Architect for Scalability
Systems need to be designed to easily adapt to the changing needs of users and stakeholders. Scale is not just about growth; it’s about the system being able to adapt. For example, a manufacturing system that uses robots to assemble products needs to be able to dynamically allocate robot resources to different assembly lines based on demand. Key attributes to consider for scalability include elasticity, latency, and distribution.
Elasticity is the system’s ability to dynamically adapt resources based on changing needs. Cloud technology has increased our ability to improve elasticity through distribution, where we can spread workloads over multiple resources. Advancements in areas such as in-memory computing, high-speed memory, and faster processors reduce latency concerns.
Formula One has taken architecture for scalability to the next level by leveraging Amazon Web Services (AWS) to scale their computational fluid dynamics technology environment, which allowed them to use empirical data to design their 2021 car. The environment enabled them to run 1,150 compute cores and analyze more than 550 million data points that model the impact of one car’s aerodynamic wake on another to pick the optimal design. The AWS environment allowed them to scale their computational fluid dynamics environment and reduce simulation time by over 80%.3 The faster they can learn, the more successful they can be.
Architect for Reusability
A top concern of nearly every organization today is speed and value for money. The easiest way to go faster and be more cost-effective is through reuse. Investing in architecting for reuse requires modularity and standardization with loose coupling between components and patterns of abstraction. In addition, each of the components must have disciplined version control with the ability to support backward compatibility.
Modularity is the degree to which the components can be separated and recombined.
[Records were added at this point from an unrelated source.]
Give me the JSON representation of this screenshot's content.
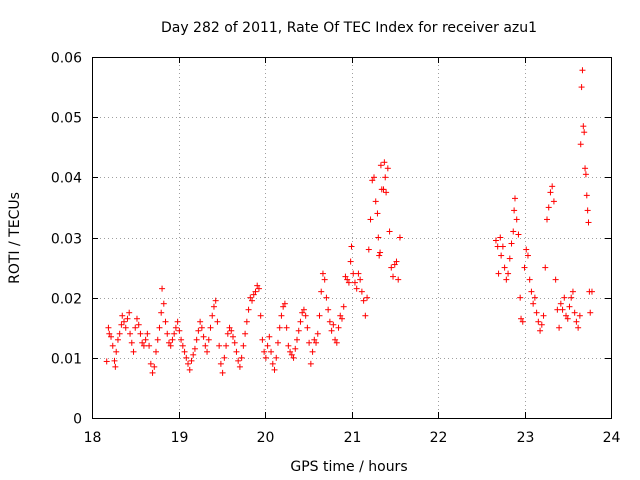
{
  "chart_data": {
    "type": "scatter",
    "title": "Day 282 of 2011, Rate Of TEC Index for receiver azu1",
    "xlabel": "GPS time / hours",
    "ylabel": "ROTI / TECUs",
    "xlim": [
      18,
      24
    ],
    "ylim": [
      0,
      0.06
    ],
    "xticks": [
      18,
      19,
      20,
      21,
      22,
      23,
      24
    ],
    "xtick_labels": [
      "18",
      "19",
      "20",
      "21",
      "22",
      "23",
      "24"
    ],
    "yticks": [
      0,
      0.01,
      0.02,
      0.03,
      0.04,
      0.05,
      0.06
    ],
    "ytick_labels": [
      "0",
      "0.01",
      "0.02",
      "0.03",
      "0.04",
      "0.05",
      "0.06"
    ],
    "grid": true,
    "marker": "+",
    "color": "#ff0000",
    "points": [
      [
        18.17,
        0.0094
      ],
      [
        18.19,
        0.015
      ],
      [
        18.2,
        0.014
      ],
      [
        18.22,
        0.0135
      ],
      [
        18.24,
        0.012
      ],
      [
        18.26,
        0.0095
      ],
      [
        18.27,
        0.0085
      ],
      [
        18.28,
        0.011
      ],
      [
        18.3,
        0.013
      ],
      [
        18.32,
        0.014
      ],
      [
        18.34,
        0.0155
      ],
      [
        18.35,
        0.017
      ],
      [
        18.37,
        0.016
      ],
      [
        18.39,
        0.015
      ],
      [
        18.41,
        0.0165
      ],
      [
        18.43,
        0.0175
      ],
      [
        18.44,
        0.014
      ],
      [
        18.46,
        0.0125
      ],
      [
        18.48,
        0.011
      ],
      [
        18.5,
        0.015
      ],
      [
        18.52,
        0.0165
      ],
      [
        18.54,
        0.0155
      ],
      [
        18.56,
        0.014
      ],
      [
        18.58,
        0.0125
      ],
      [
        18.6,
        0.012
      ],
      [
        18.62,
        0.013
      ],
      [
        18.64,
        0.014
      ],
      [
        18.66,
        0.012
      ],
      [
        18.68,
        0.009
      ],
      [
        18.7,
        0.0075
      ],
      [
        18.72,
        0.0085
      ],
      [
        18.74,
        0.011
      ],
      [
        18.76,
        0.013
      ],
      [
        18.78,
        0.015
      ],
      [
        18.8,
        0.0175
      ],
      [
        18.81,
        0.0215
      ],
      [
        18.83,
        0.019
      ],
      [
        18.85,
        0.016
      ],
      [
        18.87,
        0.014
      ],
      [
        18.89,
        0.0125
      ],
      [
        18.91,
        0.012
      ],
      [
        18.93,
        0.013
      ],
      [
        18.95,
        0.014
      ],
      [
        18.97,
        0.015
      ],
      [
        18.99,
        0.016
      ],
      [
        19.01,
        0.0145
      ],
      [
        19.03,
        0.013
      ],
      [
        19.05,
        0.012
      ],
      [
        19.07,
        0.011
      ],
      [
        19.09,
        0.01
      ],
      [
        19.11,
        0.009
      ],
      [
        19.13,
        0.008
      ],
      [
        19.15,
        0.0095
      ],
      [
        19.17,
        0.0105
      ],
      [
        19.19,
        0.0115
      ],
      [
        19.21,
        0.013
      ],
      [
        19.23,
        0.0145
      ],
      [
        19.25,
        0.016
      ],
      [
        19.27,
        0.015
      ],
      [
        19.29,
        0.0135
      ],
      [
        19.31,
        0.012
      ],
      [
        19.33,
        0.011
      ],
      [
        19.35,
        0.013
      ],
      [
        19.37,
        0.015
      ],
      [
        19.39,
        0.017
      ],
      [
        19.41,
        0.0185
      ],
      [
        19.43,
        0.0195
      ],
      [
        19.45,
        0.016
      ],
      [
        19.47,
        0.012
      ],
      [
        19.49,
        0.009
      ],
      [
        19.51,
        0.0075
      ],
      [
        19.53,
        0.01
      ],
      [
        19.55,
        0.012
      ],
      [
        19.57,
        0.014
      ],
      [
        19.59,
        0.015
      ],
      [
        19.61,
        0.0145
      ],
      [
        19.63,
        0.0135
      ],
      [
        19.65,
        0.0125
      ],
      [
        19.67,
        0.011
      ],
      [
        19.69,
        0.0095
      ],
      [
        19.71,
        0.0085
      ],
      [
        19.73,
        0.01
      ],
      [
        19.75,
        0.012
      ],
      [
        19.77,
        0.014
      ],
      [
        19.79,
        0.016
      ],
      [
        19.81,
        0.018
      ],
      [
        19.83,
        0.02
      ],
      [
        19.85,
        0.0195
      ],
      [
        19.87,
        0.0205
      ],
      [
        19.89,
        0.021
      ],
      [
        19.91,
        0.022
      ],
      [
        19.93,
        0.0215
      ],
      [
        19.95,
        0.017
      ],
      [
        19.97,
        0.013
      ],
      [
        19.99,
        0.011
      ],
      [
        20.01,
        0.01
      ],
      [
        20.03,
        0.012
      ],
      [
        20.05,
        0.0135
      ],
      [
        20.07,
        0.011
      ],
      [
        20.09,
        0.009
      ],
      [
        20.11,
        0.008
      ],
      [
        20.13,
        0.01
      ],
      [
        20.15,
        0.0125
      ],
      [
        20.17,
        0.015
      ],
      [
        20.19,
        0.017
      ],
      [
        20.21,
        0.0185
      ],
      [
        20.23,
        0.019
      ],
      [
        20.25,
        0.015
      ],
      [
        20.27,
        0.012
      ],
      [
        20.29,
        0.011
      ],
      [
        20.31,
        0.0105
      ],
      [
        20.33,
        0.01
      ],
      [
        20.35,
        0.0115
      ],
      [
        20.37,
        0.013
      ],
      [
        20.39,
        0.0145
      ],
      [
        20.41,
        0.016
      ],
      [
        20.43,
        0.0175
      ],
      [
        20.45,
        0.018
      ],
      [
        20.47,
        0.017
      ],
      [
        20.49,
        0.015
      ],
      [
        20.51,
        0.0125
      ],
      [
        20.53,
        0.009
      ],
      [
        20.55,
        0.011
      ],
      [
        20.57,
        0.013
      ],
      [
        20.59,
        0.0125
      ],
      [
        20.61,
        0.014
      ],
      [
        20.63,
        0.017
      ],
      [
        20.65,
        0.021
      ],
      [
        20.67,
        0.024
      ],
      [
        20.69,
        0.023
      ],
      [
        20.71,
        0.02
      ],
      [
        20.73,
        0.018
      ],
      [
        20.75,
        0.016
      ],
      [
        20.77,
        0.0145
      ],
      [
        20.79,
        0.0155
      ],
      [
        20.81,
        0.013
      ],
      [
        20.83,
        0.0125
      ],
      [
        20.85,
        0.015
      ],
      [
        20.87,
        0.017
      ],
      [
        20.89,
        0.0165
      ],
      [
        20.91,
        0.0185
      ],
      [
        20.93,
        0.0235
      ],
      [
        20.95,
        0.023
      ],
      [
        20.97,
        0.0225
      ],
      [
        20.99,
        0.026
      ],
      [
        21.0,
        0.0285
      ],
      [
        21.02,
        0.024
      ],
      [
        21.04,
        0.0225
      ],
      [
        21.06,
        0.0215
      ],
      [
        21.08,
        0.024
      ],
      [
        21.1,
        0.023
      ],
      [
        21.12,
        0.021
      ],
      [
        21.14,
        0.0195
      ],
      [
        21.16,
        0.017
      ],
      [
        21.18,
        0.02
      ],
      [
        21.2,
        0.028
      ],
      [
        21.22,
        0.033
      ],
      [
        21.24,
        0.0395
      ],
      [
        21.26,
        0.04
      ],
      [
        21.28,
        0.036
      ],
      [
        21.3,
        0.034
      ],
      [
        21.31,
        0.03
      ],
      [
        21.32,
        0.027
      ],
      [
        21.33,
        0.0275
      ],
      [
        21.34,
        0.042
      ],
      [
        21.35,
        0.038
      ],
      [
        21.37,
        0.038
      ],
      [
        21.38,
        0.0425
      ],
      [
        21.39,
        0.04
      ],
      [
        21.4,
        0.0375
      ],
      [
        21.42,
        0.0415
      ],
      [
        21.44,
        0.031
      ],
      [
        21.46,
        0.025
      ],
      [
        21.48,
        0.0235
      ],
      [
        21.5,
        0.0255
      ],
      [
        21.52,
        0.026
      ],
      [
        21.54,
        0.023
      ],
      [
        21.56,
        0.03
      ],
      [
        22.67,
        0.0295
      ],
      [
        22.69,
        0.0285
      ],
      [
        22.7,
        0.024
      ],
      [
        22.72,
        0.03
      ],
      [
        22.73,
        0.027
      ],
      [
        22.75,
        0.0285
      ],
      [
        22.77,
        0.025
      ],
      [
        22.79,
        0.023
      ],
      [
        22.81,
        0.024
      ],
      [
        22.83,
        0.0265
      ],
      [
        22.85,
        0.029
      ],
      [
        22.87,
        0.031
      ],
      [
        22.88,
        0.0345
      ],
      [
        22.89,
        0.0365
      ],
      [
        22.91,
        0.033
      ],
      [
        22.93,
        0.0305
      ],
      [
        22.95,
        0.02
      ],
      [
        22.96,
        0.0165
      ],
      [
        22.98,
        0.016
      ],
      [
        23.0,
        0.025
      ],
      [
        23.02,
        0.028
      ],
      [
        23.04,
        0.027
      ],
      [
        23.06,
        0.023
      ],
      [
        23.08,
        0.021
      ],
      [
        23.1,
        0.019
      ],
      [
        23.12,
        0.02
      ],
      [
        23.14,
        0.0175
      ],
      [
        23.16,
        0.016
      ],
      [
        23.18,
        0.0145
      ],
      [
        23.2,
        0.0155
      ],
      [
        23.22,
        0.017
      ],
      [
        23.24,
        0.025
      ],
      [
        23.26,
        0.033
      ],
      [
        23.28,
        0.035
      ],
      [
        23.3,
        0.0375
      ],
      [
        23.32,
        0.0385
      ],
      [
        23.34,
        0.036
      ],
      [
        23.36,
        0.023
      ],
      [
        23.38,
        0.018
      ],
      [
        23.4,
        0.015
      ],
      [
        23.42,
        0.019
      ],
      [
        23.44,
        0.018
      ],
      [
        23.46,
        0.02
      ],
      [
        23.48,
        0.017
      ],
      [
        23.5,
        0.0165
      ],
      [
        23.52,
        0.0185
      ],
      [
        23.54,
        0.02
      ],
      [
        23.56,
        0.021
      ],
      [
        23.58,
        0.0175
      ],
      [
        23.6,
        0.016
      ],
      [
        23.62,
        0.015
      ],
      [
        23.64,
        0.017
      ],
      [
        23.65,
        0.0455
      ],
      [
        23.66,
        0.055
      ],
      [
        23.67,
        0.0578
      ],
      [
        23.68,
        0.0485
      ],
      [
        23.69,
        0.0475
      ],
      [
        23.7,
        0.0415
      ],
      [
        23.71,
        0.0405
      ],
      [
        23.72,
        0.037
      ],
      [
        23.73,
        0.0345
      ],
      [
        23.74,
        0.0325
      ],
      [
        23.75,
        0.021
      ],
      [
        23.76,
        0.0175
      ],
      [
        23.78,
        0.021
      ]
    ]
  }
}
For example, we can change an embedded system with a field-programmable gate array (FPGA) by simply reprogramming the FPGA to implement a different function, whereas an embedded system containing a fully integrated circuit would require a whole new circuit.
Standardization, especially for interfaces, enables a system to rapidly change by providing the ability to plug in a new component as long as it meets the interface standard. For example, CubeSat Serial Interface, developed by NASA, allows actuators to be easily replaced.
Architecting for reuse requires loose coupling between components, where each component in the system has minimal dependencies on another. One example of loose coupling in satellite systems can be seen in attitude control systems: a change to a sensor should not impact anything associated with the magnetometer. The last key to reuse is leveraging patterns of abstraction, which is borrowed from software design patterns where complex implementation details of the system are hidden behind simplified interfaces. For decades, we have known that rockets were one-and-done until SpaceX decided to change the game with reusable launch technology. SpaceX reduced launch costs by roughly 60%, and as of December 2021, they have had one hundred landings.4 Key attributes that allow us to increase reuse are standardization, modularity, and patterns of abstraction.